Waterstaatkundig behoorde het oude, ongedeelde ambacht Moordrecht oorspronkelijk evenmin tot Schieland. In 1122 is al sprake van de rechtsmacht over de dijken in dit gebied, die voortaan aan de bisschop van Utrecht toekwam; deze kon ze delegeren aan plaatselijke functionarissen (villici), waarschijnlijk locale schouten, terwijl in 1155 in het stroomgebied van de Hollandse IJssel (Lopik) van heemraden sprake is. In 1254 wordt over de dijken van het ambacht Moordrecht gezegd dat ze door de geërfden werden onderhouden.
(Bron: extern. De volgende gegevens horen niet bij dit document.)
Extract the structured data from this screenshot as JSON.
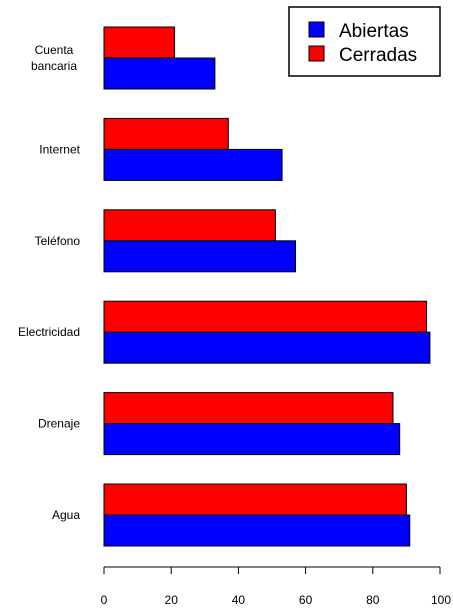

Het hoogheemraadschap tussen Schie en Gouwe wordt het eerst als grotere eenheid genoemd in 1273 en 1282 maar Capelle, Nieuwerkerk en Moordrecht worden niet vermeld onder de zeven ambachten die daartoe behoorden. Mogelijk in 1317, zeker pas in 1343 blijkt dat ze onder het hoogheemraadschap van Schieland vielen * 
Zo zal het oude ambacht Moordrecht wellicht ook staatkundig oorspronkelijk aangesloten zijn geweest bij de oude gouw Lek en IJssel, waar tot 1122 een zekere graaf Willem de rechtsmacht bezat. Daarna zal het gebied enige tijd onder het gezag van de bisschop van Utrecht hebben gestaan, en weer later is het binnen de invloedssfeer van de graven van Holland, die zich toen allang tot de omgeving van Rotterdam en Dordrecht uitstrekte, geraakt. Het zal-misschien via het baljuwschap van Zuid-Holland-tegen het einde van de dertiende eeuw bij het toen pas kort bestaande baljuwschap van Schieland zijn gekomen. In dit verband is het interessant bij S. van Leeuwen (1685) te lezen dat het slot Capelle oorspronkelijk in Zuid-Holland (in de oude betekenis van deze geografische eenheid, de omgeving van Dordrecht) gelegen was en niet in Schieland * 
Toen de toestand zich omstreeks 1350 had geconsolideerd-we gaan met zevenmijlslaarzen door de geschiedenis en verwijzen voor de ontwikkeling in details naar de publicaties, lagen de zaken als volgt. Het oude ambacht Moordrecht was uiteen gevallen. Naast de ambachten Moordrecht en Nieuwerkerk was er nu een ambacht Capelle, dat samen met het aangrenzende Nieuwerkerk onder de grafelijkheid van Holland behoorde en van deze via de leenkamer van het huis Polanen in erfelijk achterleen werd gehouden door diverse opeenvolgende geslachten, te beginnen met een jongere tak van de Polanens.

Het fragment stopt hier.